In the the case of occupational and private pensions it goes into a pension account which then uses investment to build itself up, and supposedly maintains the extra via the use of new entrants. This money is controlled by trustees, usually drawn from senior executives and trade union representatives.
Very little of it is actually invested in production. Whereas once you'd buy a share and expect to see a dividend every year (your share of the company's surplus value extracted from the worker), nowadays investors buy shares with a view to selling them at a profit at a later date. A share is only an investment in production at the point it actually leaves the company's ownership. Everything after is simply speculation and the 'profits' made have nothing to do with capitalist accumulation. (Incidentally, the increasing dependence of capitalism on these fictitious 'profits' rather than normal accumulation is one of the hallmarks of decadence which is being discussed on the other thread.) Of course, because there is actually no real substance to these financial facades, the whole system is very vulnerable to collapse. This crisis has basically appeared because the stock market crash a few years ago wiped out trillions of dollars from these funds which cannot now meet their obligations. Even if the stock market recovers (in some ways it has), the capitalist class can't take the risk of future shocks leaving them with a massive bill to pay. Hence the reason why they're slashing pensions everywhere. Before the crisis companies had been contribution holidays, because the stock market went up so much they didn't pay in as the funds had enough money now with the recession some threaten to go bankrupt if they are asked to make up the pension fund shortfall.

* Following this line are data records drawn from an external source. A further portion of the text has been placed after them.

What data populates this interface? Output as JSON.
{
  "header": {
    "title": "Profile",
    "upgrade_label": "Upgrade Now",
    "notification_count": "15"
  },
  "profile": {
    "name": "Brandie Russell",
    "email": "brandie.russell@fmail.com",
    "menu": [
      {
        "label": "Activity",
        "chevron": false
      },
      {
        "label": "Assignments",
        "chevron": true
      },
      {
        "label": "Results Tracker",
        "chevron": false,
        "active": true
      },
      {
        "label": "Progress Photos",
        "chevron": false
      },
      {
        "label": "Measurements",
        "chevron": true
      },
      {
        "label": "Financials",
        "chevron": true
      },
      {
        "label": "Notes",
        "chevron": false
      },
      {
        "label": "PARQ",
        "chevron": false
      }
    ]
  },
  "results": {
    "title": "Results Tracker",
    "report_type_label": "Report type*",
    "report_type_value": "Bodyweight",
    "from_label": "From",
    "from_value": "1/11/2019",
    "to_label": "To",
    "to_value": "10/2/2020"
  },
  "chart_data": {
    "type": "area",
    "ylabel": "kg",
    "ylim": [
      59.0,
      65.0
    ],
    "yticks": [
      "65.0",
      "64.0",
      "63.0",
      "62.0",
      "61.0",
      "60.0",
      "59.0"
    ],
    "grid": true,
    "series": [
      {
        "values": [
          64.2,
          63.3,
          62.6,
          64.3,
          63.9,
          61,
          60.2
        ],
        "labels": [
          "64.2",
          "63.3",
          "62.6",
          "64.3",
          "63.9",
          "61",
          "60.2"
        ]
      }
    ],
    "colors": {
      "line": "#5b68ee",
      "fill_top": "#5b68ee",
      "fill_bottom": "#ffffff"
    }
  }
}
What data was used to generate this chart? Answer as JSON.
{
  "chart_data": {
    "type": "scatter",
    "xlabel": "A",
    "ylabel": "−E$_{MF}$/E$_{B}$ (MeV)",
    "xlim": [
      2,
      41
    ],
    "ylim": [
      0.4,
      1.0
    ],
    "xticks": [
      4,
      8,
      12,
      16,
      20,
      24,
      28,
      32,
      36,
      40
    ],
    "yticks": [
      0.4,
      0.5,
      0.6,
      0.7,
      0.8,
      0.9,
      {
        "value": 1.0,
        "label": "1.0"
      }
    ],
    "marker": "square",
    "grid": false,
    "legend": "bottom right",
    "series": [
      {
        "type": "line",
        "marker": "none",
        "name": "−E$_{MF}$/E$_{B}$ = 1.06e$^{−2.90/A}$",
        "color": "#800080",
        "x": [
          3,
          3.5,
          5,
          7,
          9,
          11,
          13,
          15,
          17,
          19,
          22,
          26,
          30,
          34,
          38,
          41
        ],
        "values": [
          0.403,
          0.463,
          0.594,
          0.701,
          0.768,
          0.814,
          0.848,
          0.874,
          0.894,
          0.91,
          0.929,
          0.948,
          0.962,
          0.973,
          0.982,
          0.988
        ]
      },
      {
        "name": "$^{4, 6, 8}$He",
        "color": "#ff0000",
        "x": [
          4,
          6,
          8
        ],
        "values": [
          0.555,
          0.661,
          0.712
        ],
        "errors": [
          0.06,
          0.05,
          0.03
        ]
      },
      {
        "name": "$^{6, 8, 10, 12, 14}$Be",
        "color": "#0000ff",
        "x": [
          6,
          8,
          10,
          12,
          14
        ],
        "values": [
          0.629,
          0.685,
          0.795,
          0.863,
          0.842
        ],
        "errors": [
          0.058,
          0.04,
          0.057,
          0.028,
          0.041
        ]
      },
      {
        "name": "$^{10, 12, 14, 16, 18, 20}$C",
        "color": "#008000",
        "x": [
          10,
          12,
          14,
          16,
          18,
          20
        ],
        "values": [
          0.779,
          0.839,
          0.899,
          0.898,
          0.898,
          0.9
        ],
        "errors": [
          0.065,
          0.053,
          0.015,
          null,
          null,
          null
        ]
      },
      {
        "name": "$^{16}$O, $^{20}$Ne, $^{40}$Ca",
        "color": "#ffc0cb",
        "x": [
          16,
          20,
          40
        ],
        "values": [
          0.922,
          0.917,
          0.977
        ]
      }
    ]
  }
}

Today, it is all about this part of our wages. Ignore all the red herrings about unfairness to younger generations as life expectancy grows. They are only smoke screens set by bosses and the state in order not to confront the real issue: the one of the wage, of the remuneration exchanged for the use of labour power. Austerity is an attack on all the working class.
The looming gloom of a poverty stricken old age should make us re-examine the capitalist economy and discover an alternative one without internal contradiction and crisis. Capitalism no longer guarantees workers a decent retirement. The majority of the working class now face being worked until they drop dead. The working class, the source of all wealth, can provide itself with the economic security by organising itself socially.